Direct Loans -- (Quick links to information on Entrance and Exit Counseling and the MPN)
Federal Perkins Loans
Direct Parent Loans for Undergraduate Students (PLUS)
Alternative Loans

Direct Loans
These are low-interest federal loans available through banks and other lending institutions. To qualify, students must submit the Free Application for Federal Student Aid (FAFSA) and be enrolled in at least 6 hours per semester. Interest rates for Direct Loans currently fall in the 3.86-5.41% range. Direct Loan eligibility will be reflected in a student’s financial aid award letter from Oglethorpe.

Direct Subsidized Loan
Students with financial need qualify for the Direct Subsidized Loan. The federal government pays (subsidizes) the accruing interest on this need-based loan as long as the student is enrolled at least half-time. In other words, a student does not begin to pay interest on a Direct Subsidized Loan until the eligible study and the six-month grace period (and any deferment period) have been completed.

Direct Unsubsidized Loan
Direct Unsubsidized Loans are not based on financial need and are available to students who do not show financial need. The student is responsible for paying interest from the time the loan is disbursed, including while s/he is in school. Students may choose to capitalize the loan (allow interest to accumulate and be added to the principal of the loan), although this increases the amount that has to be repaid. Students who do show financial need may qualify for a combination of Subsidized and Unsubsidized Direct Loans.


Dependent Student1

Independent Student2

1st-year undergraduate

$5,500 (maximum $3,500 subsidized)

$9,500 (maximum $3,500 subsidized)

2nd-year undergraduate

$6,500 (maximum $4,500 subsidized)

$10,500 (maximum $4,500 subsidized)

3rd and 4th-year undergraduate

$7,500 (maximum $5,500 subsidized)

$12,500 (maximum $5,500 subsidized)

1 Except those whose parents are unable to borrow a Direct PLUS loan.
2 These limits also apply to dependent students whose parents are unable to borrow a Direct PLUS loan.

Aggregate Limits for Direct Loans

-$31,000 for dependent undergraduate students excluding those whose parents are unable to borrow a Direct PLUS loan (no more than $23,000 may be subsidized)

-$57,500 for independent undergraduate students and dependent undergraduates whose parents are unable to borrow a Direct PLUS loan (no more than $23,000 may be subsidized)

Federal Perkins Loans
Perkins Loans are available to students with demonstrated financial need. Qualified students may receive a maximum of $4,000 per year and an aggregate maximum of $20,000 for all years as an undergraduate. Exceptional need for financial assistance will determine the student’s annual award. The Federal Perkins Loan bears simple interest at the rate of 5% per year, and interest does not accrue until nine months after the student ends his or her studies.
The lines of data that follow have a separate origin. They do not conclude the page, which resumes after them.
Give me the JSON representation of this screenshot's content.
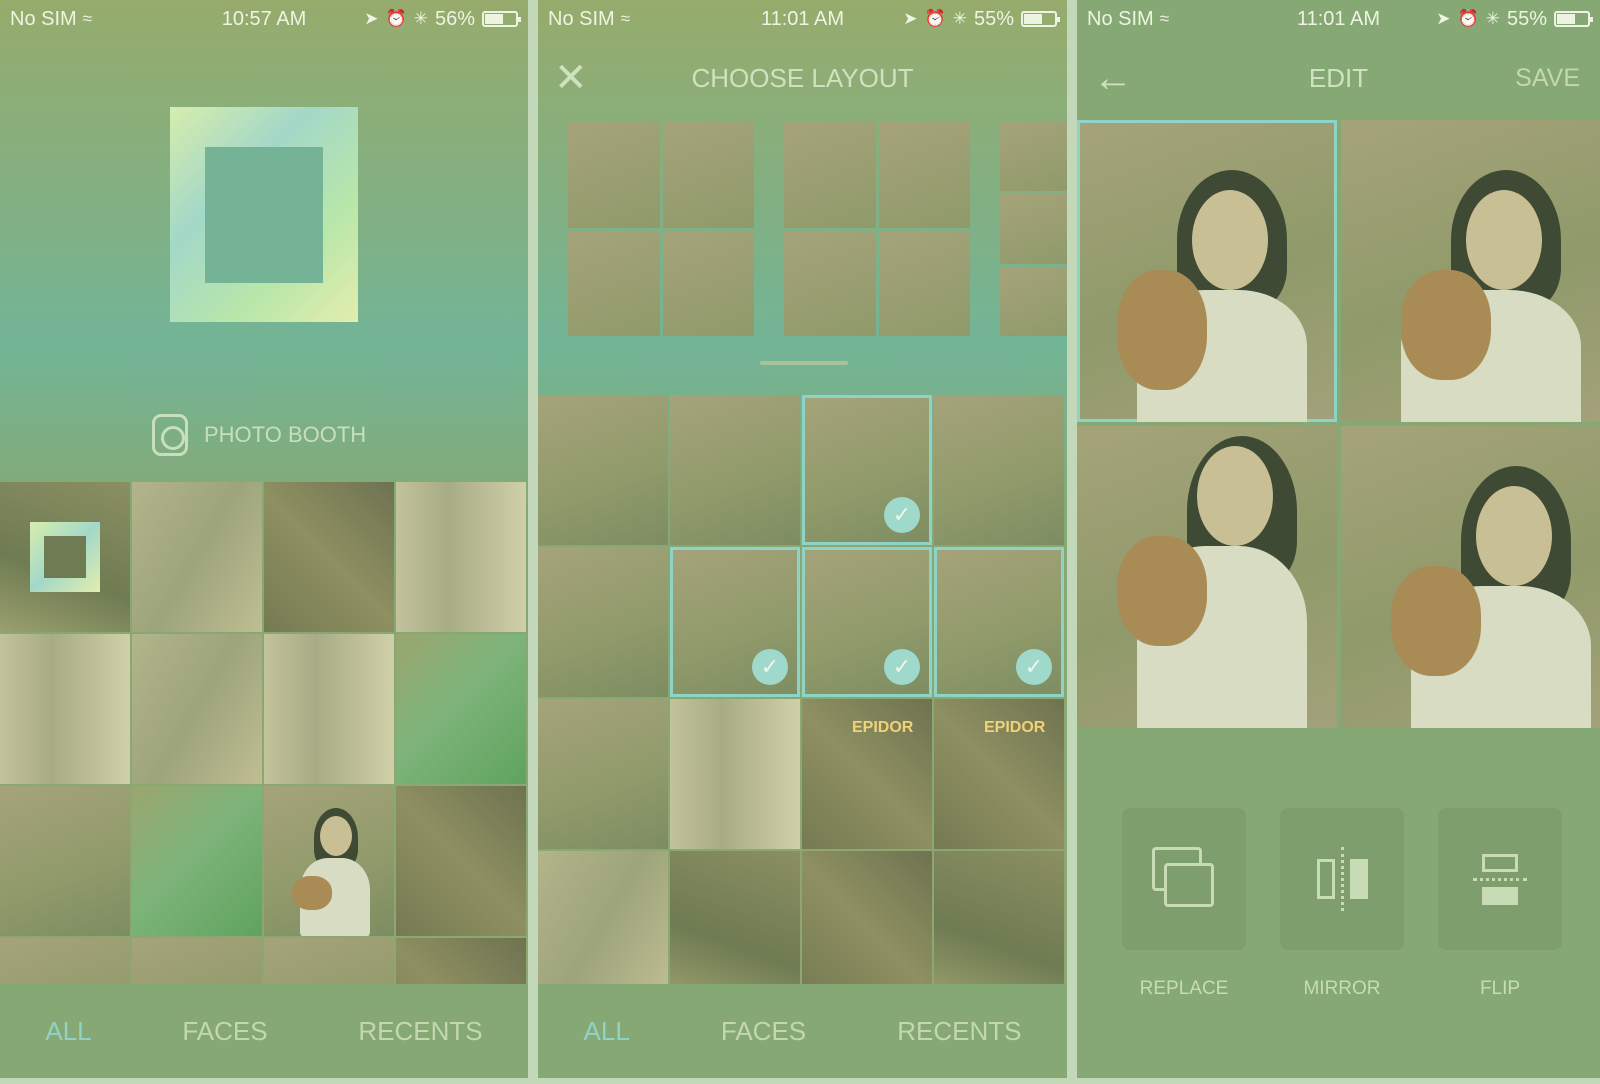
{
  "screens": [
    {
      "status": {
        "carrier": "No SIM",
        "time": "10:57 AM",
        "battery_pct": "56%",
        "battery_level": 0.56
      },
      "photo_booth_label": "PHOTO BOOTH",
      "tabs": [
        {
          "label": "ALL",
          "active": true
        },
        {
          "label": "FACES"
        },
        {
          "label": "RECENTS"
        }
      ]
    },
    {
      "status": {
        "carrier": "No SIM",
        "time": "11:01 AM",
        "battery_pct": "55%",
        "battery_level": 0.55
      },
      "title": "CHOOSE LAYOUT",
      "close_icon": "close-icon",
      "sign_text": "EPIDOR",
      "tabs": [
        {
          "label": "ALL",
          "active": true
        },
        {
          "label": "FACES"
        },
        {
          "label": "RECENTS"
        }
      ]
    },
    {
      "status": {
        "carrier": "No SIM",
        "time": "11:01 AM",
        "battery_pct": "55%",
        "battery_level": 0.55
      },
      "title": "EDIT",
      "save_label": "SAVE",
      "back_icon": "back-arrow-icon",
      "tools": [
        {
          "label": "REPLACE",
          "icon": "replace-icon"
        },
        {
          "label": "MIRROR",
          "icon": "mirror-icon"
        },
        {
          "label": "FLIP",
          "icon": "flip-icon"
        }
      ]
    }
  ],
  "colors": {
    "accent": "#8fd3c7",
    "tab_inactive": "#c3d7b0",
    "overlay": "#86a874"
  }
}
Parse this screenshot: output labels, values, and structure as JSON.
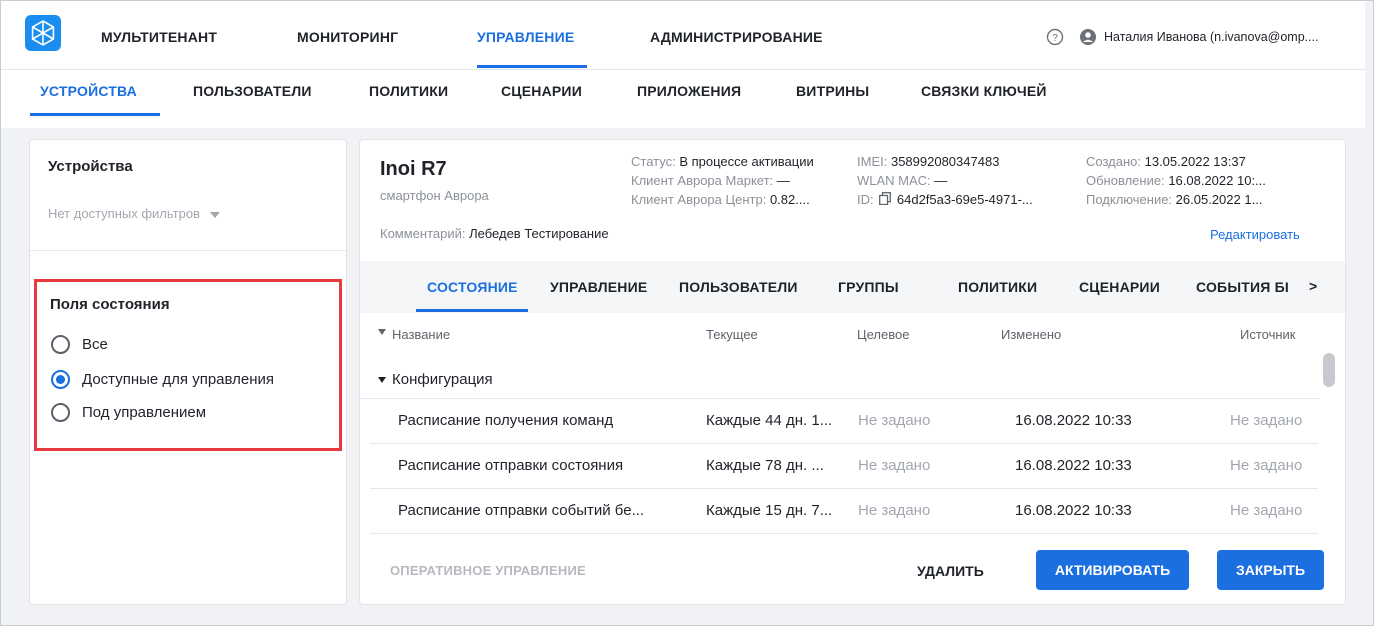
{
  "topnav": {
    "items": [
      "МУЛЬТИТЕНАНТ",
      "МОНИТОРИНГ",
      "УПРАВЛЕНИЕ",
      "АДМИНИСТРИРОВАНИЕ"
    ],
    "active": "УПРАВЛЕНИЕ",
    "user_name": "Наталия Иванова (n.ivanova@omp...."
  },
  "subnav": {
    "items": [
      "УСТРОЙСТВА",
      "ПОЛЬЗОВАТЕЛИ",
      "ПОЛИТИКИ",
      "СЦЕНАРИИ",
      "ПРИЛОЖЕНИЯ",
      "ВИТРИНЫ",
      "СВЯЗКИ КЛЮЧЕЙ"
    ],
    "active": "УСТРОЙСТВА"
  },
  "left_panel": {
    "title": "Устройства",
    "filter_placeholder": "Нет доступных фильтров",
    "state_fields": {
      "title": "Поля состояния",
      "options": [
        "Все",
        "Доступные для управления",
        "Под управлением"
      ],
      "selected": "Доступные для управления"
    }
  },
  "device": {
    "name": "Inoi R7",
    "type": "смартфон Аврора",
    "comment_label": "Комментарий:",
    "comment": "Лебедев Тестирование",
    "status_label": "Статус:",
    "status": "В процессе активации",
    "client_market_label": "Клиент Аврора Маркет:",
    "client_market": "—",
    "client_center_label": "Клиент Аврора Центр:",
    "client_center": "0.82....",
    "imei_label": "IMEI:",
    "imei": "358992080347483",
    "wlan_label": "WLAN MAC:",
    "wlan": "—",
    "id_label": "ID:",
    "id": "64d2f5a3-69e5-4971-...",
    "created_label": "Создано:",
    "created": "13.05.2022 13:37",
    "updated_label": "Обновление:",
    "updated": "16.08.2022 10:...",
    "connected_label": "Подключение:",
    "connected": "26.05.2022 1...",
    "edit_label": "Редактировать"
  },
  "tabs": {
    "items": [
      "СОСТОЯНИЕ",
      "УПРАВЛЕНИЕ",
      "ПОЛЬЗОВАТЕЛИ",
      "ГРУППЫ",
      "ПОЛИТИКИ",
      "СЦЕНАРИИ",
      "СОБЫТИЯ БІ"
    ],
    "active": "СОСТОЯНИЕ",
    "more": ">"
  },
  "table": {
    "headers": [
      "Название",
      "Текущее",
      "Целевое",
      "Изменено",
      "Источник"
    ],
    "group": "Конфигурация",
    "rows": [
      [
        "Расписание получения команд",
        "Каждые 44 дн. 1...",
        "Не задано",
        "16.08.2022 10:33",
        "Не задано"
      ],
      [
        "Расписание отправки состояния",
        "Каждые 78 дн. ...",
        "Не задано",
        "16.08.2022 10:33",
        "Не задано"
      ],
      [
        "Расписание отправки событий бе...",
        "Каждые 15 дн. 7...",
        "Не задано",
        "16.08.2022 10:33",
        "Не задано"
      ]
    ]
  },
  "footer": {
    "operative": "ОПЕРАТИВНОЕ УПРАВЛЕНИЕ",
    "delete": "УДАЛИТЬ",
    "activate": "АКТИВИРОВАТЬ",
    "close": "ЗАКРЫТЬ"
  },
  "colors": {
    "accent": "#1b6fe0",
    "highlight_border": "#e8393f",
    "muted_text": "#a2a7af"
  },
  "icons": [
    "app-logo-icon",
    "help-icon",
    "user-icon",
    "dropdown-arrow-icon",
    "copy-icon",
    "chevron-right-icon",
    "caret-down-icon"
  ]
}
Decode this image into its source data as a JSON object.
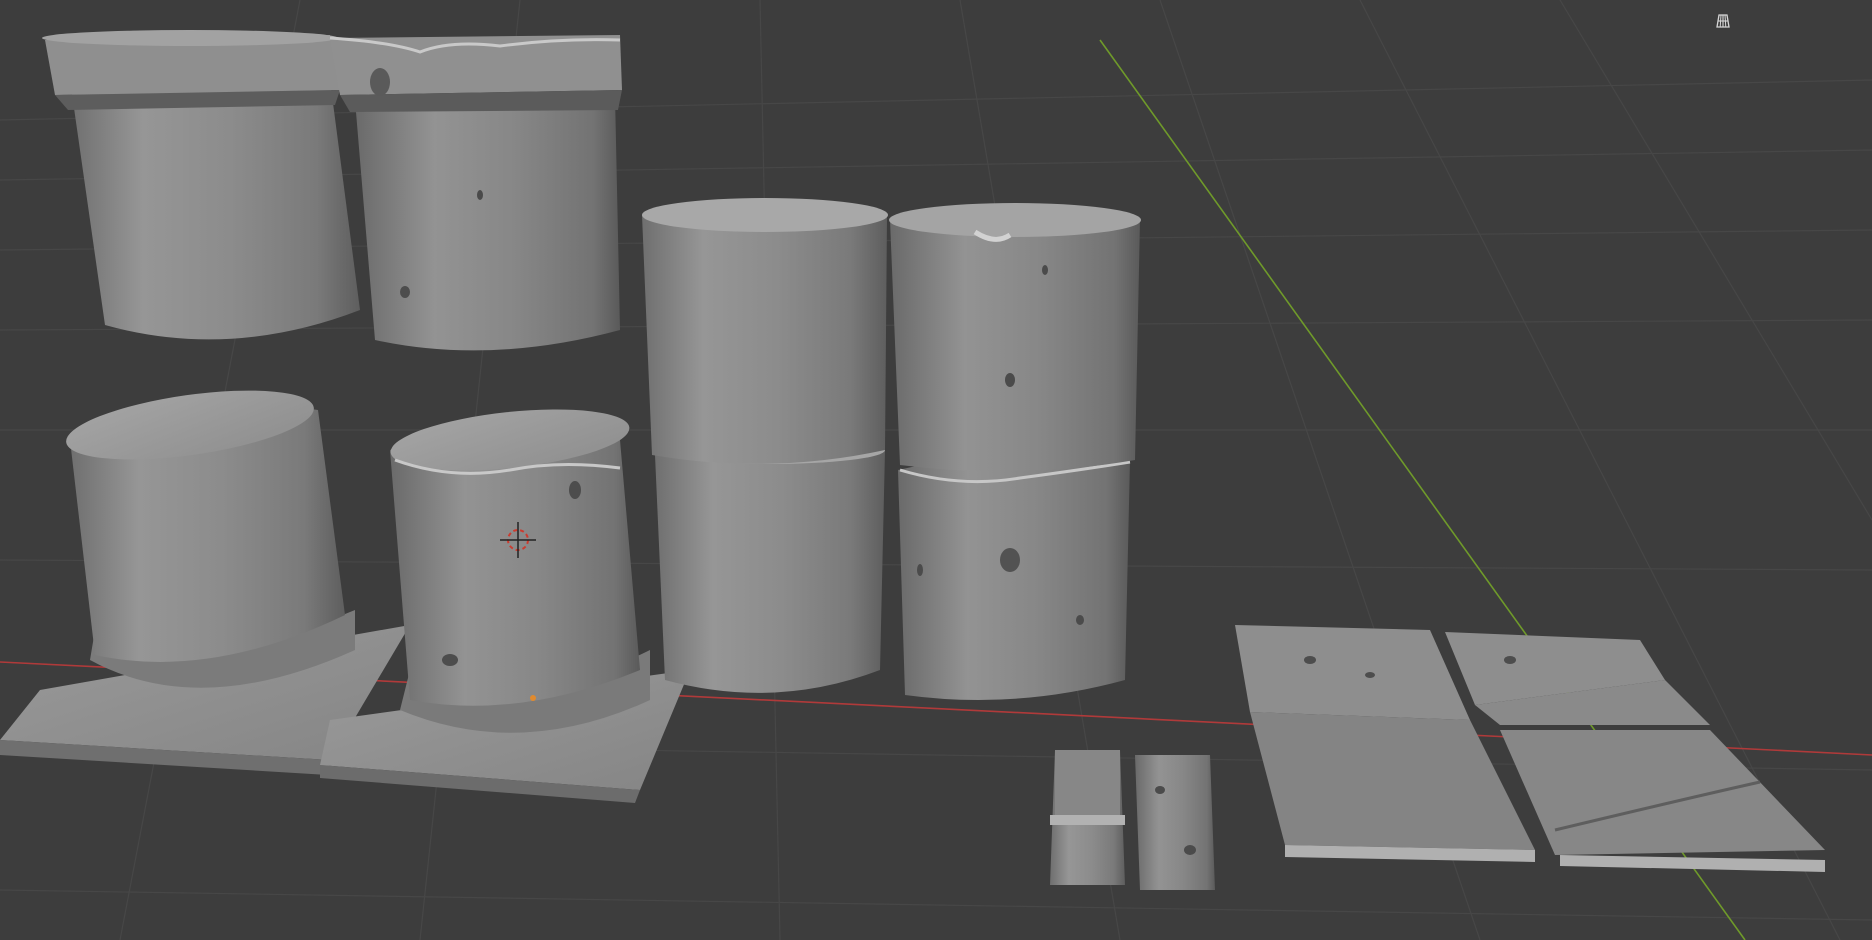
{
  "app": "3D Viewport",
  "viewport": {
    "background_color": "#3d3d3d",
    "grid_line_color": "#4a4a4a",
    "x_axis_color": "#b03a3a",
    "y_axis_color": "#6f9a2a",
    "shading": "solid",
    "object_color": "#8a8a8a"
  },
  "header_tools": {
    "grid_toggle_icon": "grid-floor-icon"
  },
  "cursor": {
    "icon": "3d-cursor-icon",
    "color": "#cc3b2f"
  },
  "origin_marker_color": "#e08a2e",
  "objects": [
    "column-capital-clean",
    "column-capital-damaged",
    "column-base-clean",
    "column-base-damaged",
    "column-drum-clean-upper",
    "column-drum-clean-lower",
    "column-drum-damaged-upper",
    "column-drum-damaged-lower",
    "brick-clean",
    "brick-damaged",
    "floor-tiles-clean-and-damaged",
    "floor-tiles-cracked"
  ]
}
Direct Parent Loans for Undergraduate Students (PLUS)
Direct PLUS Loans are made available through banks and other lenders to credit-worthy parents of dependent undergraduate students. The annual loan limit available to parents is equal to the student’s cost of attendance minus any other financial aid that the student will receive. If the Direct PLUS Loan is denied due to adverse credit, a student may be eligible to receive a Direct Unsubsidized Loan in the amount of $4,000 (freshmen and sophomores) or $5,000 (juniors and seniors).

Alternative Loans
Alternative loans, or private loans, are available to students or to parents of dependent students who need additional financial assistance. Since most private loans are credit-based, you will most likely need a cosigner to qualify. A cosigner is a person who agrees to assume responsibility with you on your private student loan. Your cosigner does not have to be a parent or relative – a cosigner can be any credit-worthy individual. Cosigners increase your chances of getting approved, may help lower your interest rate and may speed up the application process. A good cosigner has an established credit history, no serious derogatory items on his or her credit report, a history of paying bills on time, steady employment and no overextended credit.